Our outlook for the stock remains positive for the remainder of the year. Our upside case suggests that the stock market will continue its 2023 rally into 2024, buoyed by tech related stocks. In February, we expect big-tech blockbuster earnings to extend the rally. Also, with improved earnings guidance from companies, we see continuing buy interest in the stock market. In our thesis, we see the stock market is still one of the best wealth creating opportunities in 2024. The strategy remains centred on investing in fundamentally sound companies and riding the upward momentum.
Our Rise Real Estate portfolio returned 0.78% in rental income for January 2024. Returns for the real estate plan fluctuate based on the overall performance of the underlying assets. While we typically strive for consistent returns, January’s performance fell short of what we have done historically. We expect our real estate returns to return to its historical levels and beyond by February.
In the broader real estate market, Commercial real estate has been on the struggle bus since the pandemic hit in 2020, and now it’s taking regional banks along for the ride. New York Community Bancorp (NYCB) shares have been struggling after the bank said it’s dealing with surging losses from office buildings and multifamily apartment buildings. It’s a sign that commercial real estate (CRE) lenders are reckoning with the fact that they might not get their money back as commercial landlords struggle with high vacancies and interest rates.
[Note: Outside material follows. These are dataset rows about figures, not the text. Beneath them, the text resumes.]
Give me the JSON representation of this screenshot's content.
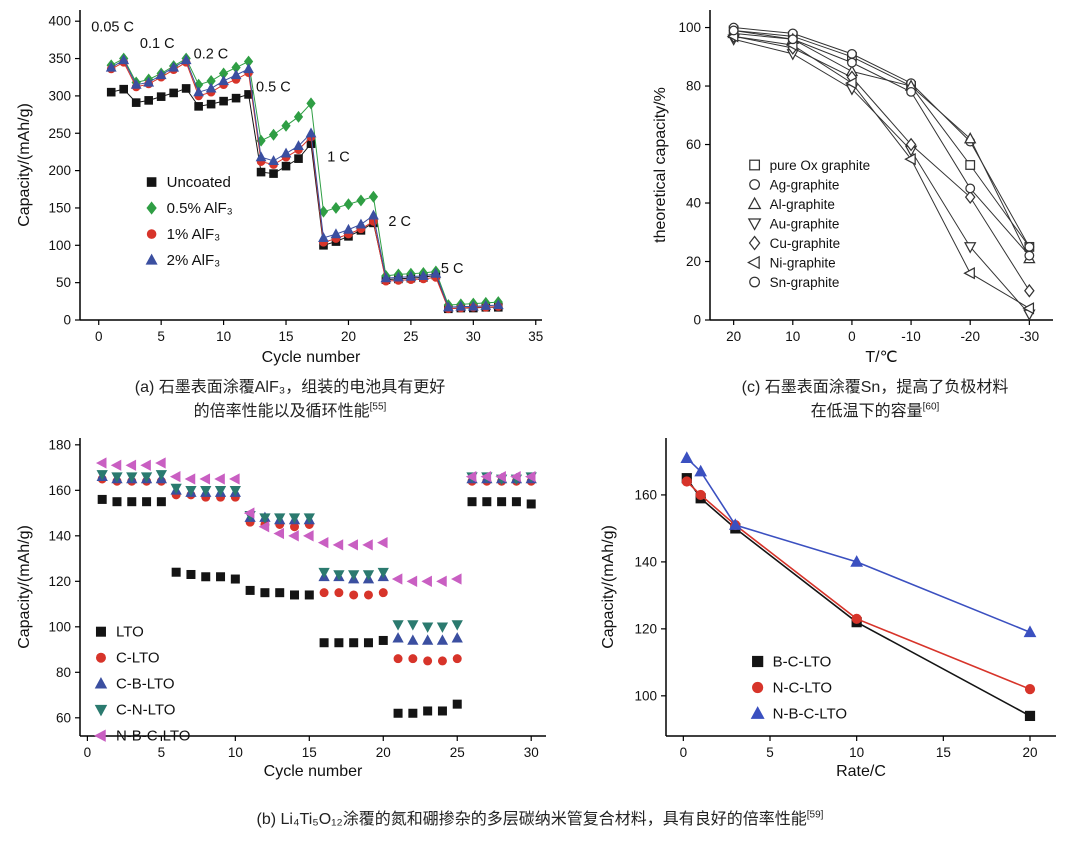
{
  "captions": {
    "a": {
      "line1": "(a) 石墨表面涂覆AlF₃，组装的电池具有更好",
      "line2": "的倍率性能以及循环性能",
      "ref": "[55]"
    },
    "c": {
      "line1": "(c) 石墨表面涂覆Sn，提高了负极材料",
      "line2": "在低温下的容量",
      "ref": "[60]"
    },
    "b": {
      "text": "(b) Li₄Ti₅O₁₂涂覆的氮和硼掺杂的多层碳纳米管复合材料，具有良好的倍率性能",
      "ref": "[59]"
    }
  },
  "chart_data": [
    {
      "id": "panel-a",
      "type": "scatter",
      "xlabel": "Cycle number",
      "ylabel": "Capacity/(mAh/g)",
      "xlim": [
        -1.5,
        35.5
      ],
      "ylim": [
        0,
        415
      ],
      "xticks": [
        0,
        5,
        10,
        15,
        20,
        25,
        30,
        35
      ],
      "yticks": [
        0,
        50,
        100,
        150,
        200,
        250,
        300,
        350,
        400
      ],
      "annotations": [
        {
          "text": "0.05 C",
          "x": -0.6,
          "y": 386
        },
        {
          "text": "0.1 C",
          "x": 3.3,
          "y": 364
        },
        {
          "text": "0.2 C",
          "x": 7.6,
          "y": 350
        },
        {
          "text": "0.5 C",
          "x": 12.6,
          "y": 306
        },
        {
          "text": "1 C",
          "x": 18.3,
          "y": 212
        },
        {
          "text": "2 C",
          "x": 23.2,
          "y": 126
        },
        {
          "text": "5 C",
          "x": 27.4,
          "y": 63
        }
      ],
      "legend": {
        "fx": 0.155,
        "fy": 0.555,
        "dy": 26,
        "fs": 15
      },
      "series": [
        {
          "name": "Uncoated",
          "marker": "square",
          "color": "#141414",
          "filled": true,
          "line": true,
          "lw": 1,
          "size": 3.8,
          "x": [
            1,
            2,
            3,
            4,
            5,
            6,
            7,
            8,
            9,
            10,
            11,
            12,
            13,
            14,
            15,
            16,
            17,
            18,
            19,
            20,
            21,
            22,
            23,
            24,
            25,
            26,
            27,
            28,
            29,
            30,
            31,
            32
          ],
          "y": [
            305,
            309,
            291,
            294,
            299,
            304,
            310,
            286,
            289,
            293,
            297,
            302,
            198,
            196,
            206,
            216,
            236,
            100,
            105,
            112,
            120,
            130,
            54,
            55,
            56,
            57,
            60,
            15,
            16,
            16,
            17,
            17
          ]
        },
        {
          "name": "0.5% AlF₃",
          "marker": "diamond",
          "color": "#2f9e44",
          "filled": true,
          "line": true,
          "lw": 1,
          "size": 3.8,
          "x": [
            1,
            2,
            3,
            4,
            5,
            6,
            7,
            8,
            9,
            10,
            11,
            12,
            13,
            14,
            15,
            16,
            17,
            18,
            19,
            20,
            21,
            22,
            23,
            24,
            25,
            26,
            27,
            28,
            29,
            30,
            31,
            32
          ],
          "y": [
            341,
            350,
            318,
            322,
            330,
            340,
            350,
            315,
            320,
            330,
            338,
            346,
            240,
            248,
            260,
            272,
            290,
            145,
            150,
            155,
            160,
            165,
            59,
            61,
            62,
            63,
            65,
            20,
            21,
            22,
            23,
            24
          ]
        },
        {
          "name": "1% AlF₃",
          "marker": "circle",
          "color": "#d7342a",
          "filled": true,
          "line": true,
          "lw": 1,
          "size": 3.8,
          "x": [
            1,
            2,
            3,
            4,
            5,
            6,
            7,
            8,
            9,
            10,
            11,
            12,
            13,
            14,
            15,
            16,
            17,
            18,
            19,
            20,
            21,
            22,
            23,
            24,
            25,
            26,
            27,
            28,
            29,
            30,
            31,
            32
          ],
          "y": [
            336,
            345,
            312,
            316,
            325,
            335,
            345,
            300,
            305,
            315,
            322,
            331,
            212,
            208,
            218,
            228,
            245,
            104,
            109,
            115,
            122,
            132,
            52,
            53,
            54,
            55,
            57,
            15,
            16,
            17,
            17,
            18
          ]
        },
        {
          "name": "2% AlF₃",
          "marker": "triangle-up",
          "color": "#3b4fa0",
          "filled": true,
          "line": true,
          "lw": 1,
          "size": 3.8,
          "x": [
            1,
            2,
            3,
            4,
            5,
            6,
            7,
            8,
            9,
            10,
            11,
            12,
            13,
            14,
            15,
            16,
            17,
            18,
            19,
            20,
            21,
            22,
            23,
            24,
            25,
            26,
            27,
            28,
            29,
            30,
            31,
            32
          ],
          "y": [
            338,
            348,
            315,
            318,
            328,
            338,
            348,
            305,
            310,
            320,
            328,
            336,
            218,
            213,
            223,
            233,
            250,
            110,
            115,
            121,
            128,
            140,
            56,
            57,
            58,
            59,
            62,
            17,
            18,
            18,
            19,
            20
          ]
        }
      ]
    },
    {
      "id": "panel-c",
      "type": "line",
      "xlabel": "T/℃",
      "ylabel": "theoretical capacity/%",
      "xlim": [
        24,
        -34
      ],
      "ylim": [
        0,
        106
      ],
      "xticks": [
        20,
        10,
        0,
        -10,
        -20,
        -30
      ],
      "xtick_labels": [
        "20",
        "10",
        "0",
        "-10",
        "-20",
        "-30"
      ],
      "yticks": [
        0,
        20,
        40,
        60,
        80,
        100
      ],
      "annotations": [],
      "legend": {
        "fx": 0.13,
        "fy": 0.5,
        "dy": 19.5,
        "fs": 13.5
      },
      "series": [
        {
          "name": "pure Ox graphite",
          "marker": "square",
          "color": "#333333",
          "filled": false,
          "line": true,
          "lw": 1,
          "size": 4.3,
          "x": [
            20,
            10,
            0,
            -10,
            -20,
            -30
          ],
          "y": [
            99,
            97,
            90,
            80,
            53,
            25
          ]
        },
        {
          "name": "Ag-graphite",
          "marker": "circle",
          "color": "#333333",
          "filled": false,
          "line": true,
          "lw": 1,
          "size": 4.3,
          "x": [
            20,
            10,
            0,
            -10,
            -20,
            -30
          ],
          "y": [
            100,
            98,
            91,
            81,
            61,
            25
          ]
        },
        {
          "name": "Al-graphite",
          "marker": "triangle-up",
          "color": "#333333",
          "filled": false,
          "line": true,
          "lw": 1,
          "size": 4.3,
          "x": [
            20,
            10,
            0,
            -10,
            -20,
            -30
          ],
          "y": [
            98,
            96,
            85,
            80,
            62,
            21
          ]
        },
        {
          "name": "Au-graphite",
          "marker": "triangle-down",
          "color": "#333333",
          "filled": false,
          "line": true,
          "lw": 1,
          "size": 4.3,
          "x": [
            20,
            10,
            0,
            -10,
            -20,
            -30
          ],
          "y": [
            96,
            91,
            79,
            58,
            25,
            2
          ]
        },
        {
          "name": "Cu-graphite",
          "marker": "diamond",
          "color": "#333333",
          "filled": false,
          "line": true,
          "lw": 1,
          "size": 4.3,
          "x": [
            20,
            10,
            0,
            -10,
            -20,
            -30
          ],
          "y": [
            97,
            93,
            83,
            60,
            42,
            10
          ]
        },
        {
          "name": "Ni-graphite",
          "marker": "triangle-left",
          "color": "#333333",
          "filled": false,
          "line": true,
          "lw": 1,
          "size": 4.3,
          "x": [
            20,
            10,
            0,
            -10,
            -20,
            -30
          ],
          "y": [
            97,
            94,
            81,
            55,
            16,
            4
          ]
        },
        {
          "name": "Sn-graphite",
          "marker": "circle",
          "color": "#333333",
          "filled": false,
          "line": true,
          "lw": 1,
          "size": 4.3,
          "x": [
            20,
            10,
            0,
            -10,
            -20,
            -30
          ],
          "y": [
            99,
            96,
            88,
            78,
            45,
            22
          ]
        }
      ]
    },
    {
      "id": "panel-b",
      "type": "scatter",
      "xlabel": "Cycle number",
      "ylabel": "Capacity/(mAh/g)",
      "xlim": [
        -0.5,
        31
      ],
      "ylim": [
        52,
        183
      ],
      "xticks": [
        0,
        5,
        10,
        15,
        20,
        25,
        30
      ],
      "yticks": [
        60,
        80,
        100,
        120,
        140,
        160,
        180
      ],
      "annotations": [],
      "legend": {
        "fx": 0.045,
        "fy": 0.65,
        "dy": 26,
        "fs": 15
      },
      "series": [
        {
          "name": "LTO",
          "marker": "square",
          "color": "#141414",
          "filled": true,
          "line": false,
          "size": 4,
          "x": [
            1,
            2,
            3,
            4,
            5,
            6,
            7,
            8,
            9,
            10,
            11,
            12,
            13,
            14,
            15,
            16,
            17,
            18,
            19,
            20,
            21,
            22,
            23,
            24,
            25,
            26,
            27,
            28,
            29,
            30
          ],
          "y": [
            156,
            155,
            155,
            155,
            155,
            124,
            123,
            122,
            122,
            121,
            116,
            115,
            115,
            114,
            114,
            93,
            93,
            93,
            93,
            94,
            62,
            62,
            63,
            63,
            66,
            155,
            155,
            155,
            155,
            154
          ]
        },
        {
          "name": "C-LTO",
          "marker": "circle",
          "color": "#d7342a",
          "filled": true,
          "line": false,
          "size": 4,
          "x": [
            1,
            2,
            3,
            4,
            5,
            6,
            7,
            8,
            9,
            10,
            11,
            12,
            13,
            14,
            15,
            16,
            17,
            18,
            19,
            20,
            21,
            22,
            23,
            24,
            25,
            26,
            27,
            28,
            29,
            30
          ],
          "y": [
            165,
            164,
            164,
            164,
            164,
            158,
            158,
            157,
            157,
            157,
            146,
            145,
            145,
            144,
            145,
            115,
            115,
            114,
            114,
            115,
            86,
            86,
            85,
            85,
            86,
            164,
            164,
            164,
            164,
            164
          ]
        },
        {
          "name": "C-B-LTO",
          "marker": "triangle-up",
          "color": "#3b4fa0",
          "filled": true,
          "line": false,
          "size": 4,
          "x": [
            1,
            2,
            3,
            4,
            5,
            6,
            7,
            8,
            9,
            10,
            11,
            12,
            13,
            14,
            15,
            16,
            17,
            18,
            19,
            20,
            21,
            22,
            23,
            24,
            25,
            26,
            27,
            28,
            29,
            30
          ],
          "y": [
            166,
            165,
            165,
            165,
            165,
            160,
            159,
            159,
            159,
            159,
            148,
            148,
            147,
            147,
            147,
            122,
            122,
            121,
            121,
            122,
            95,
            94,
            94,
            94,
            95,
            165,
            165,
            165,
            165,
            165
          ]
        },
        {
          "name": "C-N-LTO",
          "marker": "triangle-down",
          "color": "#2b7a6f",
          "filled": true,
          "line": false,
          "size": 4,
          "x": [
            1,
            2,
            3,
            4,
            5,
            6,
            7,
            8,
            9,
            10,
            11,
            12,
            13,
            14,
            15,
            16,
            17,
            18,
            19,
            20,
            21,
            22,
            23,
            24,
            25,
            26,
            27,
            28,
            29,
            30
          ],
          "y": [
            167,
            166,
            166,
            166,
            167,
            161,
            160,
            160,
            160,
            160,
            149,
            148,
            148,
            148,
            148,
            124,
            123,
            123,
            123,
            124,
            101,
            101,
            100,
            100,
            101,
            166,
            166,
            165,
            165,
            166
          ]
        },
        {
          "name": "N-B-C-LTO",
          "marker": "triangle-left",
          "color": "#c95fc2",
          "filled": true,
          "line": false,
          "size": 4,
          "x": [
            1,
            2,
            3,
            4,
            5,
            6,
            7,
            8,
            9,
            10,
            11,
            12,
            13,
            14,
            15,
            16,
            17,
            18,
            19,
            20,
            21,
            22,
            23,
            24,
            25,
            26,
            27,
            28,
            29,
            30
          ],
          "y": [
            172,
            171,
            171,
            171,
            172,
            166,
            165,
            165,
            165,
            165,
            150,
            144,
            141,
            140,
            140,
            137,
            136,
            136,
            136,
            137,
            121,
            120,
            120,
            120,
            121,
            166,
            166,
            166,
            166,
            166
          ]
        }
      ]
    },
    {
      "id": "panel-d",
      "type": "line",
      "xlabel": "Rate/C",
      "ylabel": "Capacity/(mAh/g)",
      "xlim": [
        -1,
        21.5
      ],
      "ylim": [
        88,
        177
      ],
      "xticks": [
        0,
        5,
        10,
        15,
        20
      ],
      "yticks": [
        100,
        120,
        140,
        160
      ],
      "annotations": [],
      "legend": {
        "fx": 0.235,
        "fy": 0.75,
        "dy": 26,
        "fs": 15
      },
      "series": [
        {
          "name": "B-C-LTO",
          "marker": "square",
          "color": "#141414",
          "filled": true,
          "line": true,
          "lw": 1.6,
          "size": 4.6,
          "x": [
            0.2,
            1,
            3,
            10,
            20
          ],
          "y": [
            165,
            159,
            150,
            122,
            94
          ]
        },
        {
          "name": "N-C-LTO",
          "marker": "circle",
          "color": "#d7342a",
          "filled": true,
          "line": true,
          "lw": 1.6,
          "size": 4.6,
          "x": [
            0.2,
            1,
            3,
            10,
            20
          ],
          "y": [
            164,
            160,
            151,
            123,
            102
          ]
        },
        {
          "name": "N-B-C-LTO",
          "marker": "triangle-up",
          "color": "#3b50c0",
          "filled": true,
          "line": true,
          "lw": 1.6,
          "size": 4.6,
          "x": [
            0.2,
            1,
            3,
            10,
            20
          ],
          "y": [
            171,
            167,
            151,
            140,
            119
          ]
        }
      ]
    }
  ]
}
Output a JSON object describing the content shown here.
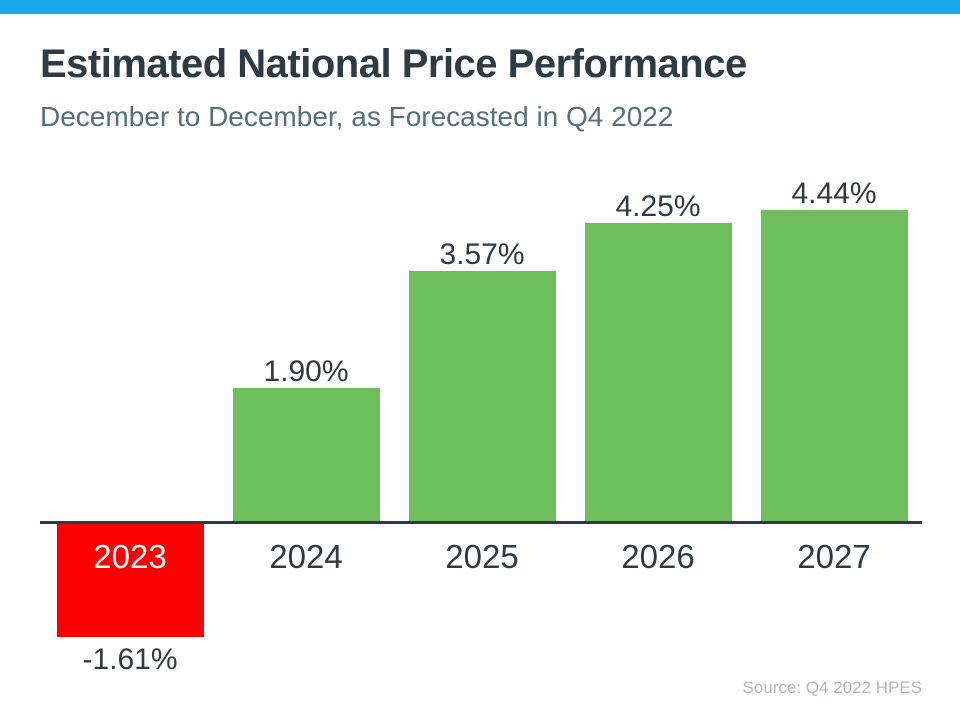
{
  "accent": {
    "topbar_color": "#18a9ec"
  },
  "header": {
    "title": "Estimated National Price Performance",
    "subtitle": "December to December, as Forecasted in Q4 2022"
  },
  "footer": {
    "source": "Source: Q4 2022 HPES"
  },
  "chart_data": {
    "type": "bar",
    "title": "Estimated National Price Performance",
    "subtitle": "December to December, as Forecasted in Q4 2022",
    "categories": [
      "2023",
      "2024",
      "2025",
      "2026",
      "2027"
    ],
    "values": [
      -1.61,
      1.9,
      3.57,
      4.25,
      4.44
    ],
    "labels": [
      "-1.61%",
      "1.90%",
      "3.57%",
      "4.25%",
      "4.44%"
    ],
    "xlabel": "",
    "ylabel": "",
    "ylim": [
      -2,
      5
    ],
    "grid": false,
    "legend": "none",
    "positive_color": "#6dc05c",
    "negative_color": "#fd0000",
    "axis_color": "#2e3b43",
    "label_color": "#2e3b43",
    "negative_category_text_color": "#ffffff",
    "source": "Source: Q4 2022 HPES"
  }
}
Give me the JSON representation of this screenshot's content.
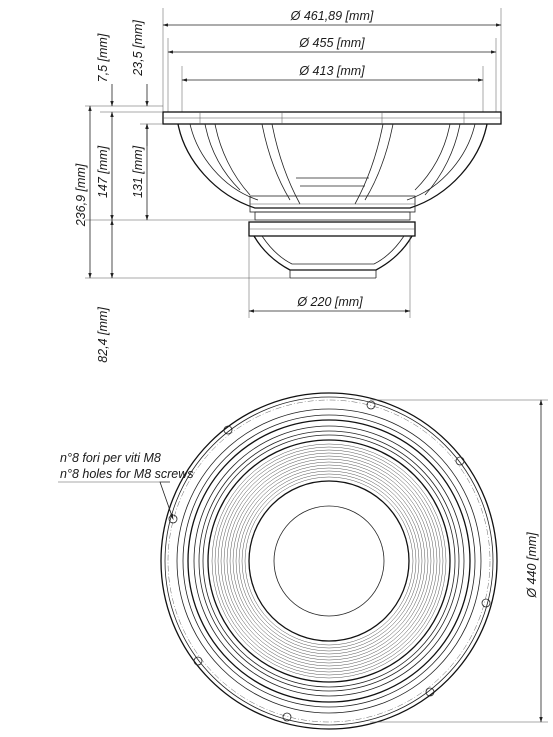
{
  "dimensions": {
    "outer_diameter": "Ø 461,89 [mm]",
    "bolt_circle_diameter": "Ø 455 [mm]",
    "baffle_diameter": "Ø 413 [mm]",
    "magnet_diameter": "Ø 220 [mm]",
    "front_view_diameter": "Ø 440 [mm]",
    "flange_thickness": "7,5 [mm]",
    "mounting_depth_top": "23,5 [mm]",
    "total_depth": "236,9 [mm]",
    "basket_depth": "147 [mm]",
    "cone_depth": "131 [mm]",
    "magnet_depth": "82,4 [mm]"
  },
  "notes": {
    "holes_it": "n°8 fori per viti M8",
    "holes_en": "n°8 holes for M8 screws"
  }
}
In the real estate market, home values remained stable even as mortgage rates continued to rise in line with high rates. Mortgage rates averaged 7.01% in January 2024, attributed to a shortage of housing supply, with inventories in the US persistently tight. Looking ahead, we anticipate that our real estate portfolio will continue to deliver favourable returns to our investors. This expectation is driven by the combination of high mortgage rates and a tight inventory in the US. Real estate investment remains a lucrative opportunity for investors, and our real estate asset class is positioned to offer stable and consistent cash flow.
At Rise, our fixed-income investments generated a return of 0.83% for November 2023. This performance underscores the resilience and stability of our fixed-income strategy.
Treasury yields had an uneventful start to the year as longer-term treasuries posted slight increases. The 30-year rose 19 basis points to 4.22%, the most of any duration. Treasury yields have risen steadily for almost two years, as investors kept anticipating that Jerome Powell would raise interest rates to combat persistent inflation. The most important question facing investors this year is when the Federal Reserve will cut interest rates. Bond traders and investors are looking to lock yield ahead of the increasingly anticipated rate cut in March 2024.
Through diversification and a keen eye for opportunities, we expect our fixed portfolio to continue to provide better and steady returns to our investors. At Rise, we are committed to helping you achieve your financial goals through thorough analysis and careful selection of investment opportunities. So remember to stay invested.